Daughters and sons both stay with the group for their whole lives, but males can mate with multiple females outside of it. This means that caring for his offspring ultimately falls to that other group—a benefit to any orca family looking to cut costs. It also gives a mother more opportunities to pass on her genes through her sons than her daughters.
“Males have the greater reproductive potential than females, and females prefer mating with older, larger males,” Giles says. “If [post-menopausal females] can keep their males well-fed and out of conflict then the males have a better opportunity to forage get big and old.”
This paper offers “more support for this idea that females preferentially care for their adult sons in order to increase their fitness and pass on their genes,” Giles says.
How about their extended families? While post-reproductive female orcas may help their grand-offspring through ecological knowledge, like where to find food, this study shows injuries were not lower for them if a post-reproductive grandmother was around.
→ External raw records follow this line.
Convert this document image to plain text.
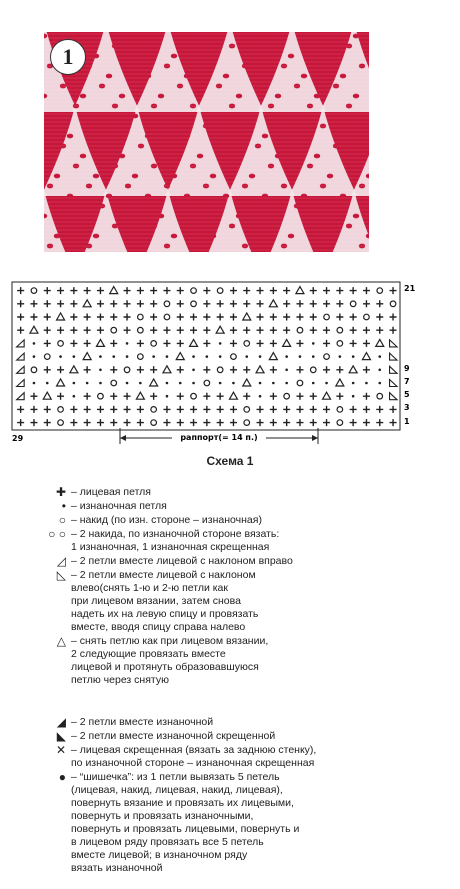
1
21
9
7
5
3
1
29	раппорт(= 14 п.)
Схема 1
✚ – лицевая петля
• – изнаночная петля
○ – накид (по изн. стороне – изнаночная)
○ ○ – 2 накида, по изнаночной стороне вязать:
1 изнаночная, 1 изнаночная скрещенная
◿ – 2 петли вместе лицевой с наклоном вправо
◺ – 2 петли вместе лицевой с наклоном
влево(снять 1-ю и 2-ю петли как
при лицевом вязании, затем снова
надеть их на левую спицу и провязать
вместе, вводя спицу справа налево
△ – снять петлю как при лицевом вязании,
2 следующие провязать вместе
лицевой и протянуть образовавшуюся
петлю через снятую
◢ – 2 петли вместе изнаночной
◣ – 2 петли вместе изнаночной скрещенной
✕ – лицевая скрещенная (вязать за заднюю стенку),
по изнаночной стороне – изнаночная скрещенная
● – “шишечка”: из 1 петли вывязать 5 петель
(лицевая, накид, лицевая, накид, лицевая),
повернуть вязание и провязать их лицевыми,
повернуть и провязать изнаночными,
повернуть и провязать лицевыми, повернуть и
в лицевом ряду провязать все 5 петель
вместе лицевой; в изнаночном ряду
вязать изнаночной
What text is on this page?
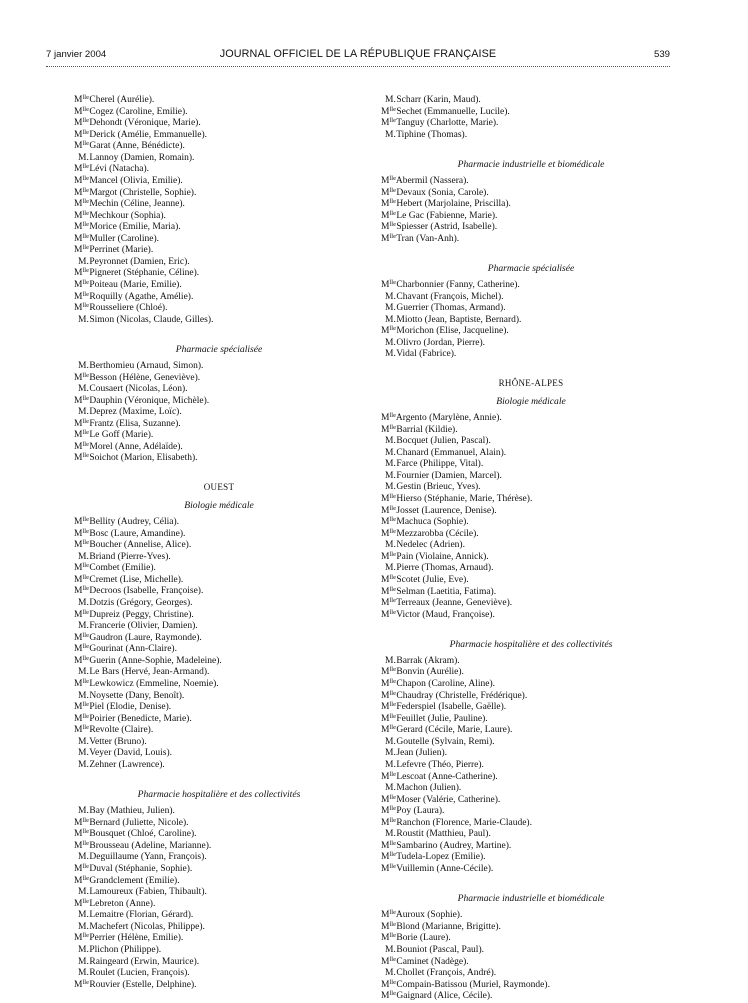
7 janvier 2004	JOURNAL OFFICIEL DE LA RÉPUBLIQUE FRANÇAISE	539
$M^{lle}$ Cherel (Aurélie).
$M^{lle}$ Cogez (Caroline, Emilie).
$M^{lle}$ Dehondt (Véronique, Marie).
$M^{lle}$ Derick (Amélie, Emmanuelle).
$M^{lle}$ Garat (Anne, Bénédicte).
M. Lannoy (Damien, Romain).
$M^{lle}$ Lévi (Natacha).
$M^{lle}$ Mancel (Olivia, Emilie).
$M^{lle}$ Margot (Christelle, Sophie).
$M^{lle}$ Mechin (Céline, Jeanne).
$M^{lle}$ Mechkour (Sophia).
$M^{lle}$ Morice (Emilie, Maria).
$M^{lle}$ Muller (Caroline).
$M^{lle}$ Perrinet (Marie).
M. Peyronnet (Damien, Eric).
$M^{lle}$ Pigneret (Stéphanie, Céline).
$M^{lle}$ Poiteau (Marie, Emilie).
$M^{lle}$ Roquilly (Agathe, Amélie).
$M^{lle}$ Rousseliere (Chloé).
M. Simon (Nicolas, Claude, Gilles).
Pharmacie spécialisée
M. Berthomieu (Arnaud, Simon).
$M^{lle}$ Besson (Hélène, Geneviève).
M. Cousaert (Nicolas, Léon).
$M^{lle}$ Dauphin (Véronique, Michèle).
M. Deprez (Maxime, Loïc).
$M^{lle}$ Frantz (Elisa, Suzanne).
$M^{lle}$ Le Goff (Marie).
$M^{lle}$ Morel (Anne, Adélaïde).
$M^{lle}$ Soichot (Marion, Elisabeth).
OUEST
Biologie médicale
$M^{lle}$ Bellity (Audrey, Célia).
$M^{lle}$ Bosc (Laure, Amandine).
$M^{lle}$ Boucher (Annelise, Alice).
M. Briand (Pierre-Yves).
$M^{lle}$ Combet (Emilie).
$M^{lle}$ Cremet (Lise, Michelle).
$M^{lle}$ Decroos (Isabelle, Françoise).
M. Dotzis (Grégory, Georges).
$M^{lle}$ Dupreiz (Peggy, Christine).
M. Francerie (Olivier, Damien).
$M^{lle}$ Gaudron (Laure, Raymonde).
$M^{lle}$ Gourinat (Ann-Claire).
$M^{lle}$ Guerin (Anne-Sophie, Madeleine).
M. Le Bars (Hervé, Jean-Armand).
$M^{lle}$ Lewkowicz (Emmeline, Noemie).
M. Noysette (Dany, Benoît).
$M^{lle}$ Piel (Elodie, Denise).
$M^{lle}$ Poirier (Benedicte, Marie).
$M^{lle}$ Revolte (Claire).
M. Vetter (Bruno).
M. Veyer (David, Louis).
M. Zehner (Lawrence).
Pharmacie hospitalière et des collectivités
M. Bay (Mathieu, Julien).
$M^{lle}$ Bernard (Juliette, Nicole).
$M^{lle}$ Bousquet (Chloé, Caroline).
$M^{lle}$ Brousseau (Adeline, Marianne).
M. Deguillaume (Yann, François).
$M^{lle}$ Duval (Stéphanie, Sophie).
$M^{lle}$ Grandclement (Emilie).
M. Lamoureux (Fabien, Thibault).
$M^{lle}$ Lebreton (Anne).
M. Lemaitre (Florian, Gérard).
M. Machefert (Nicolas, Philippe).
$M^{lle}$ Perrier (Hélène, Emilie).
M. Plichon (Philippe).
M. Raingeard (Erwin, Maurice).
M. Roulet (Lucien, François).
$M^{lle}$ Rouvier (Estelle, Delphine).
M. Scharr (Karin, Maud).
$M^{lle}$ Sechet (Emmanuelle, Lucile).
$M^{lle}$ Tanguy (Charlotte, Marie).
M. Tiphine (Thomas).
Pharmacie industrielle et biomédicale
$M^{lle}$ Abermil (Nassera).
$M^{lle}$ Devaux (Sonia, Carole).
$M^{lle}$ Hebert (Marjolaine, Priscilla).
$M^{lle}$ Le Gac (Fabienne, Marie).
$M^{lle}$ Spiesser (Astrid, Isabelle).
$M^{lle}$ Tran (Van-Anh).
Pharmacie spécialisée
$M^{lle}$ Charbonnier (Fanny, Catherine).
M. Chavant (François, Michel).
M. Guerrier (Thomas, Armand).
M. Miotto (Jean, Baptiste, Bernard).
$M^{lle}$ Morichon (Elise, Jacqueline).
M. Olivro (Jordan, Pierre).
M. Vidal (Fabrice).
RHÔNE-ALPES
Biologie médicale
$M^{lle}$ Argento (Marylène, Annie).
$M^{lle}$ Barrial (Kildie).
M. Bocquet (Julien, Pascal).
M. Chanard (Emmanuel, Alain).
M. Farce (Philippe, Vital).
M. Fournier (Damien, Marcel).
M. Gestin (Brieuc, Yves).
$M^{lle}$ Hierso (Stéphanie, Marie, Thérèse).
$M^{lle}$ Josset (Laurence, Denise).
$M^{lle}$ Machuca (Sophie).
$M^{lle}$ Mezzarobba (Cécile).
M. Nedelec (Adrien).
$M^{lle}$ Pain (Violaine, Annick).
M. Pierre (Thomas, Arnaud).
$M^{lle}$ Scotet (Julie, Eve).
$M^{lle}$ Selman (Laetitia, Fatima).
$M^{lle}$ Terreaux (Jeanne, Geneviève).
$M^{lle}$ Victor (Maud, Françoise).
Pharmacie hospitalière et des collectivités
M. Barrak (Akram).
$M^{lle}$ Bonvin (Aurélie).
$M^{lle}$ Chapon (Caroline, Aline).
$M^{lle}$ Chaudray (Christelle, Frédérique).
$M^{lle}$ Federspiel (Isabelle, Gaëlle).
$M^{lle}$ Feuillet (Julie, Pauline).
$M^{lle}$ Gerard (Cécile, Marie, Laure).
M. Goutelle (Sylvain, Remi).
M. Jean (Julien).
M. Lefevre (Théo, Pierre).
$M^{lle}$ Lescoat (Anne-Catherine).
M. Machon (Julien).
$M^{lle}$ Moser (Valérie, Catherine).
$M^{lle}$ Poy (Laura).
$M^{lle}$ Ranchon (Florence, Marie-Claude).
M. Roustit (Matthieu, Paul).
$M^{lle}$ Sambarino (Audrey, Martine).
$M^{lle}$ Tudela-Lopez (Emilie).
$M^{lle}$ Vuillemin (Anne-Cécile).
Pharmacie industrielle et biomédicale
$M^{lle}$ Auroux (Sophie).
$M^{lle}$ Blond (Marianne, Brigitte).
$M^{lle}$ Borie (Laure).
M. Bouniot (Pascal, Paul).
$M^{lle}$ Caminet (Nadège).
M. Chollet (François, André).
$M^{lle}$ Compain-Batissou (Muriel, Raymonde).
$M^{lle}$ Gaignard (Alice, Cécile).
Interestingly, it seems these post-menopausal mothers don’t get physical to protect their sons from aggression—previous research has shown that they are the least scarred in the whole group.
They may be using their knowledge of social dynamics to navigate conflict or “signaling to help [their sons] navigate or avoid a risky behavior,” Grimes says. Among hunter-gatherers, for example, females tend to mediate social conflict vocally and with physical gestures.
So when does menopause begin for orcas? Similar to human women—who generally enter menopause between ages 40 and 50—menopause for orcas begins at about age 40, Grimes says.
So we humans may be outliers—but we’re in some pretty impressive company.